EIA at 40 – exposing the international trade in chemicals which were ravaging the ozone layer
In the countdown to EIA’s 40th anniversary later this year, we are featuring films and stories from our archive, highlighting our work exposing environmental crime and abuse around the world.
Today, we’re sharing a flashback to a film we made in 2005 to accompany our report Under the Counter, a major Climate team investigation into the illicit production and trade of chlorofluorocarbons (CFCs), the chemical responsible for the hole in the ozone layer.

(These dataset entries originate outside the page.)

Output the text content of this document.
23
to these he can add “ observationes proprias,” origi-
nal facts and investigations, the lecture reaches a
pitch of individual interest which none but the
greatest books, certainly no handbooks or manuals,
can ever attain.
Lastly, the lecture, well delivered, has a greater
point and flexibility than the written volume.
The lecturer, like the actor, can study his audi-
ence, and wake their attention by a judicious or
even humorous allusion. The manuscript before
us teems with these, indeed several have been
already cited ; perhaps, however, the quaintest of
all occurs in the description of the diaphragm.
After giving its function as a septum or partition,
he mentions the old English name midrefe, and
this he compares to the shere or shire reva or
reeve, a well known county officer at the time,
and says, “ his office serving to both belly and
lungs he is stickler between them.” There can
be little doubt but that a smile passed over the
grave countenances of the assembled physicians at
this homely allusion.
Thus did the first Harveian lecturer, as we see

The success and integrity of the Montreal Protocol – the international treaty designed to protect the ozone layer and agreed in 1987 – was being undermined by a global illegal trade in ozone-depleting substances (ODS) as illicit production of CFCs posed a growing threat.
Despite the efforts of the Chinese authorities to control illegal ODS production and smuggling, the country at that time remained the world’s major source of illegal ODS.
EIA’s investigations revealed that chemical dealers and brokers in China routinely circumvented Government controls, mislabelling and mis-declaring CFCs in order to smuggle them around the world.
Some developed countries were still receiving shipments of CFCs from China almost 10 years after consumption was phased out under the Montreal Protocol.
We concluded that the Protocol had failed to address the problem of illegal trade in any coherent manner and that its licensing system for controlling ODS trade was ineffective and urgently needed to be overhauled and improved.